July 05, 2006

Special Session Extra Duty: Common-Law Marriage Age Requirements

Not ending common-law marriage, just updating the age of consent:
DENVER -- After an uproar over a court ruling that 12-year-old girls can enter common-law marriages in Colorado, legislators appear ready to change the age requirements rather than scrap the concept altogether when they convene in a special session Thursday.

Gov. Bill Owens called the session primarily to address illegal immigration but also asked lawmakers to consider either scrapping common-law marriage or raising the age requirements. He suggested using the minimum ages required for statutory marriage: people ages 16 and 17 can marry with parental or judicial approval, while those 18 and older can marry on their own decision.

The state Court of Appeals ruled on June 15 that Colorado has no stated minimum age for common-law marriage but said the state has adopted English common law, which makes girls as young as 12 and boys as young as 14 eligible.

The ruling came in the case of Willis Rouse, 38, who was 34 years old when he applied for and received a license to marry a then-15-year-old girl in Adams County with the consent of the girl's mother.

The loophole exposed by the case alarmed lawmakers, the governor and family law experts.

. . .

Owens said the ruling conflicted with other law, particularly statutory rape.

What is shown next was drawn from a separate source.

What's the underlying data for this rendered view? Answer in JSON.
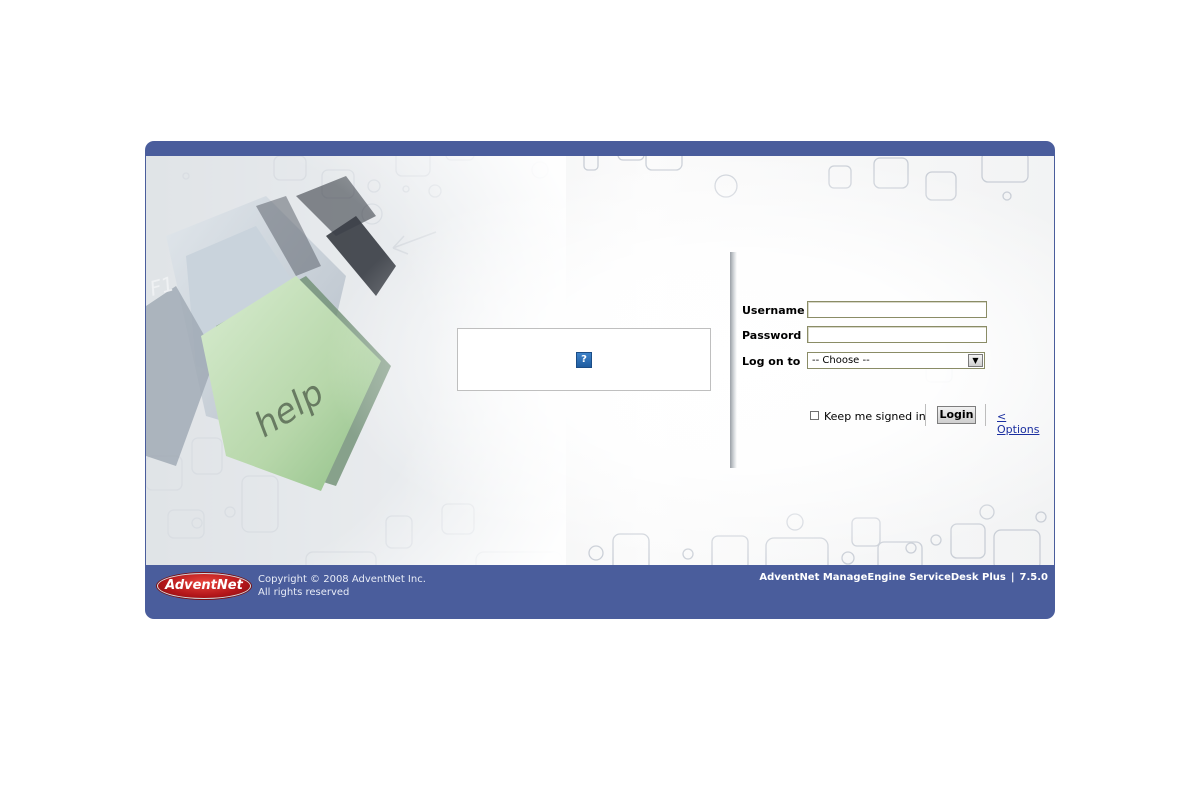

"In Colorado a person can be convicted of statutory rape if the victim is 14 years of age and the perpetrator is four years older. Consent is not a defense to statutory rape," Owens wrote in his order for a special session.

. . .

Senate Minority Leader Andy McElhany, R-Colorado Springs, also supported keeping common-law marriage as a legal option

"I'm not completely sold on the idea we need to get rid of it entirely, particularly in an era where people live together -- and a lot of people do live together that aren't married," he said.